Él les recuerda quiénes son, lo que Dios ha hecho, y les dice que vivan en esta realidad, que es precisamente donde continúa en los versículos 12–20 con tres declaraciones más de “no sabes” (1 Corintios 6:15, 16, 17).
Atraído hacia el Hacer
Dios ha actuado en este mundo. En la plenitud de los tiempos, envió a su Hijo para salvar a un pueblo para sí mismo, un pueblo que él escogió en el Hijo antes de la fundación del mundo para que fuera santo y sin mancha. Pero eran un pueblo perdido y caído, un pueblo necesitado de redención. Y entonces Jesús vino a andar por el camino que ellos no podían. Perseveró en la fidelidad en todos los ángulos. Vivió como el perfecto y mejor Adán, para convertirse en un Cordero sacrificado y expiatorio. En la cruz, Jesús tomó todos los pecados de su pueblo sobre sí mismo. Absorbió la ira que su pueblo merecía. Estaba muerto y enterrado. Y luego, al tercer día, Dios lo resucitó, venciendo el pecado y la tumba. Dios lo exaltó a su diestra donde reina sobre todo. Y en su reinado, por el Espíritu que envió, avanza la buena nueva de su victoria.
Y mientras se difundía esta noticia, llegó a Corinto. Y allí, en esa ciudad, Dios actuó para mostrar a los corintios cómo había actuado en la máxima manifestación de su amor y gracia.
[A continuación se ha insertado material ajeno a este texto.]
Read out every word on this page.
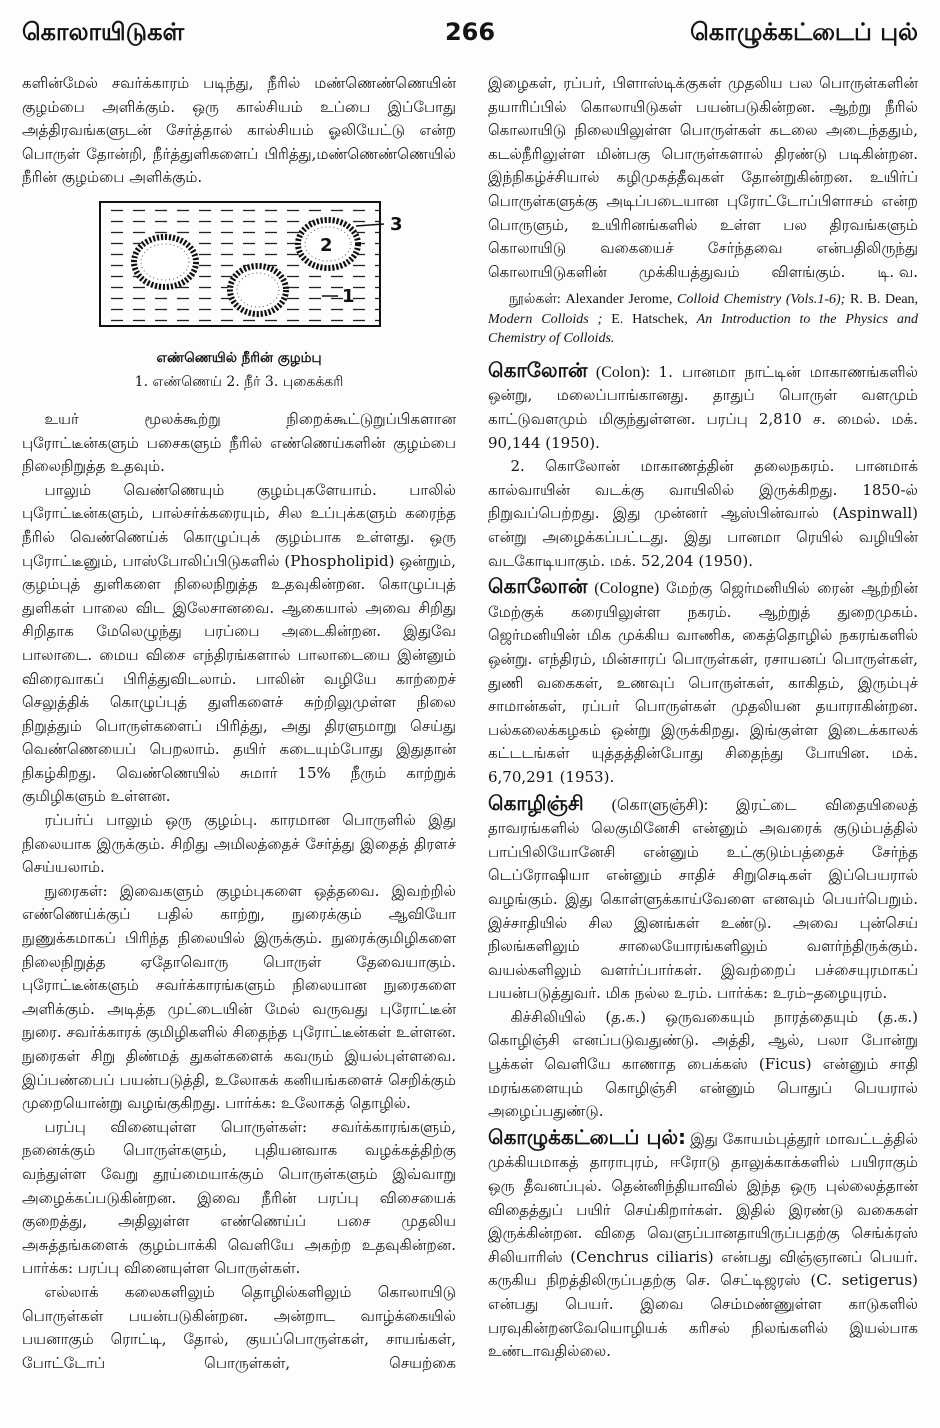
கொலாயிடுகள்	266	கொழுக்கட்டைப் புல்

களின்மேல் சவர்க்காரம் படிந்து, நீரில் மண்ணெண்ணெயின் குழம்பை அளிக்கும். ஒரு கால்சியம் உப்பை இப்போது அத்திரவங்களுடன் சேர்த்தால் கால்சியம் ஓலியேட்டு என்ற பொருள் தோன்றி, நீர்த்துளிகளைப் பிரித்து,மண்ணெண்ணெயில் நீரின் குழம்பை அளிக்கும்.

2
3
1
எண்ணெயில் நீரின் குழம்பு
1. எண்ணெய் 2. நீர் 3. புகைக்கரி

உயர் மூலக்கூற்று நிறைக்கூட்டுறுப்பிகளான புரோட்டீன்களும் பசைகளும் நீரில் எண்ணெய்களின் குழம்பை நிலைநிறுத்த உதவும்.

பாலும் வெண்ணெயும் குழம்புகளேயாம். பாலில் புரோட்டீன்களும், பால்சர்க்கரையும், சில உப்புக்களும் கரைந்த நீரில் வெண்ணெய்க் கொழுப்புக் குழம்பாக உள்ளது. ஒரு புரோட்டீனும், பாஸ்போலிப்பிடுகளில் (Phospholipid) ஒன்றும், குழம்புத் துளிகளை நிலைநிறுத்த உதவுகின்றன. கொழுப்புத் துளிகள் பாலை விட இலேசானவை. ஆகையால் அவை சிறிது சிறிதாக மேலெழுந்து பரப்பை அடைகின்றன. இதுவே பாலாடை. மைய விசை எந்திரங்களால் பாலாடையை இன்னும் விரைவாகப் பிரித்துவிடலாம். பாலின் வழியே காற்றைச் செலுத்திக் கொழுப்புத் துளிகளைச் சுற்றிலுமுள்ள நிலை நிறுத்தும் பொருள்களைப் பிரித்து, அது திரளுமாறு செய்து வெண்ணெயைப் பெறலாம். தயிர் கடையும்போது இதுதான் நிகழ்கிறது. வெண்ணெயில் சுமார் 15% நீரும் காற்றுக் குமிழிகளும் உள்ளன.

ரப்பர்ப் பாலும் ஒரு குழம்பு. காரமான பொருளில் இது நிலையாக இருக்கும். சிறிது அமிலத்தைச் சேர்த்து இதைத் திரளச் செய்யலாம்.

நுரைகள்: இவைகளும் குழம்புகளை ஒத்தவை. இவற்றில் எண்ணெய்க்குப் பதில் காற்று, நுரைக்கும் ஆவியோ நுணுக்கமாகப் பிரிந்த நிலையில் இருக்கும். நுரைக்குமிழிகளை நிலைநிறுத்த ஏதோவொரு பொருள் தேவையாகும். புரோட்டீன்களும் சவர்க்காரங்களும் நிலையான நுரைகளை அளிக்கும். அடித்த முட்டையின் மேல் வருவது புரோட்டீன் நுரை. சவர்க்காரக் குமிழிகளில் சிதைந்த புரோட்டீன்கள் உள்ளன. நுரைகள் சிறு திண்மத் துகள்களைக் கவரும் இயல்புள்ளவை. இப்பண்பைப் பயன்படுத்தி, உலோகக் கனியங்களைச் செறிக்கும் முறையொன்று வழங்குகிறது. பார்க்க: உலோகத் தொழில்.

பரப்பு வினையுள்ள பொருள்கள்: சவர்க்காரங்களும், நனைக்கும் பொருள்களும், புதியனவாக வழக்கத்திற்கு வந்துள்ள வேறு தூய்மையாக்கும் பொருள்களும் இவ்வாறு அழைக்கப்படுகின்றன. இவை நீரின் பரப்பு விசையைக் குறைத்து, அதிலுள்ள எண்ணெய்ப் பசை முதலிய அசுத்தங்களைக் குழம்பாக்கி வெளியே அகற்ற உதவுகின்றன. பார்க்க: பரப்பு வினையுள்ள பொருள்கள்.

எல்லாக் கலைகளிலும் தொழில்களிலும் கொலாயிடு பொருள்கள் பயன்படுகின்றன. அன்றாட வாழ்க்கையில் பயனாகும் ரொட்டி, தோல், குயப்பொருள்கள், சாயங்கள், போட்டோப் பொருள்கள், செயற்கை

இழைகள், ரப்பர், பிளாஸ்டிக்குகள் முதலிய பல பொருள்களின் தயாரிப்பில் கொலாயிடுகள் பயன்படுகின்றன. ஆற்று நீரில் கொலாயிடு நிலையிலுள்ள பொருள்கள் கடலை அடைந்ததும், கடல்நீரிலுள்ள மின்பகு பொருள்களால் திரண்டு படிகின்றன. இந்நிகழ்ச்சியால் கழிமுகத்தீவுகள் தோன்றுகின்றன. உயிர்ப் பொருள்களுக்கு அடிப்படையான புரோட்டோப்பிளாசம் என்ற பொருளும், உயிரினங்களில் உள்ள பல திரவங்களும் கொலாயிடு வகையைச் சேர்ந்தவை என்பதிலிருந்து கொலாயிடுகளின் முக்கியத்துவம் விளங்கும். டி. வ.

நூல்கள்: Alexander Jerome, Colloid Chemistry (Vols.1-6); R. B. Dean, Modern Colloids ; E. Hatschek, An Introduction to the Physics and Chemistry of Colloids.

கொலோன் (Colon): 1. பானமா நாட்டின் மாகாணங்களில் ஒன்று, மலைப்பாங்கானது. தாதுப் பொருள் வளமும் காட்டுவளமும் மிகுந்துள்ளன. பரப்பு 2,810 ச. மைல். மக். 90,144 (1950).

2. கொலோன் மாகாணத்தின் தலைநகரம். பானமாக் கால்வாயின் வடக்கு வாயிலில் இருக்கிறது. 1850-ல் நிறுவப்பெற்றது. இது முன்னர் ஆஸ்பின்வால் (Aspinwall) என்று அழைக்கப்பட்டது. இது பானமா ரெயில் வழியின் வடகோடியாகும். மக். 52,204 (1950).

கொலோன் (Cologne) மேற்கு ஜெர்மனியில் ரைன் ஆற்றின் மேற்குக் கரையிலுள்ள நகரம். ஆற்றுத் துறைமுகம். ஜெர்மனியின் மிக முக்கிய வாணிக, கைத்தொழில் நகரங்களில் ஒன்று. எந்திரம், மின்சாரப் பொருள்கள், ரசாயனப் பொருள்கள், துணி வகைகள், உணவுப் பொருள்கள், காகிதம், இரும்புச் சாமான்கள், ரப்பர் பொருள்கள் முதலியன தயாராகின்றன. பல்கலைக்கழகம் ஒன்று இருக்கிறது. இங்குள்ள இடைக்காலக் கட்டடங்கள் யுத்தத்தின்போது சிதைந்து போயின. மக். 6,70,291 (1953).

கொழிஞ்சி (கொளுஞ்சி): இரட்டை விதையிலைத் தாவரங்களில் லெகுமினேசி என்னும் அவரைக் குடும்பத்தில் பாப்பிலியோனேசி என்னும் உட்குடும்பத்தைச் சேர்ந்த டெப்ரோஷியா என்னும் சாதிச் சிறுசெடிகள் இப்பெயரால் வழங்கும். இது கொள்ளுக்காய்வேளை எனவும் பெயர்பெறும். இச்சாதியில் சில இனங்கள் உண்டு. அவை புன்செய் நிலங்களிலும் சாலையோரங்களிலும் வளர்ந்திருக்கும். வயல்களிலும் வளர்ப்பார்கள். இவற்றைப் பச்சையுரமாகப் பயன்படுத்துவர். மிக நல்ல உரம். பார்க்க: உரம்–தழையுரம்.

கிச்சிலியில் (த.க.) ஒருவகையும் நாரத்தையும் (த.க.) கொழிஞ்சி எனப்படுவதுண்டு. அத்தி, ஆல், பலா போன்று பூக்கள் வெளியே காணாத பைக்கஸ் (Ficus) என்னும் சாதி மரங்களையும் கொழிஞ்சி என்னும் பொதுப் பெயரால் அழைப்பதுண்டு.

கொழுக்கட்டைப் புல்: இது கோயம்புத்தூர் மாவட்டத்தில் முக்கியமாகத் தாராபுரம், ஈரோடு தாலுக்காக்களில் பயிராகும் ஒரு தீவனப்புல். தென்னிந்தியாவில் இந்த ஒரு புல்லைத்தான் விதைத்துப் பயிர் செய்கிறார்கள். இதில் இரண்டு வகைகள் இருக்கின்றன. விதை வெளுப்பானதாயிருப்பதற்கு செங்க்ரஸ் சிலியாரிஸ் (Cenchrus ciliaris) என்பது விஞ்ஞானப் பெயர். கருகிய நிறத்திலிருப்பதற்கு செ. செட்டிஜரஸ் (C. setigerus) என்பது பெயர். இவை செம்மண்ணுள்ள காடுகளில் பரவுகின்றனவேயொழியக் கரிசல் நிலங்களில் இயல்பாக உண்டாவதில்லை.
Oyeron el evangelio y el Espíritu les dio ojos para ver. Ellos creyeron. Se volvieron de sus pecados y se unieron a Jesús por la fe. Fueron lavados, fueron santificados, fueron justificados en el nombre del Señor Jesucristo y por el Espíritu de nuestro Dios.
Dios actuó para atraerlos a su acción. Su historia se convirtió en obra de Dios. Y lo mismo es cierto para ti, si tu fe está en Jesús. Dios ha estado obrando en la historia del mundo y te ha hecho parte de ella. Así que en las líneas de batalla, cuando el pecado trae su tumulto de tentaciones, cuando su fuerza se siente como un viento inexpugnable, recuerda: esa no es tu historia.
Esto es. Dios te ha rescatado. Eso es obra suya, tu historia. Ahora lucha contra tu pecado.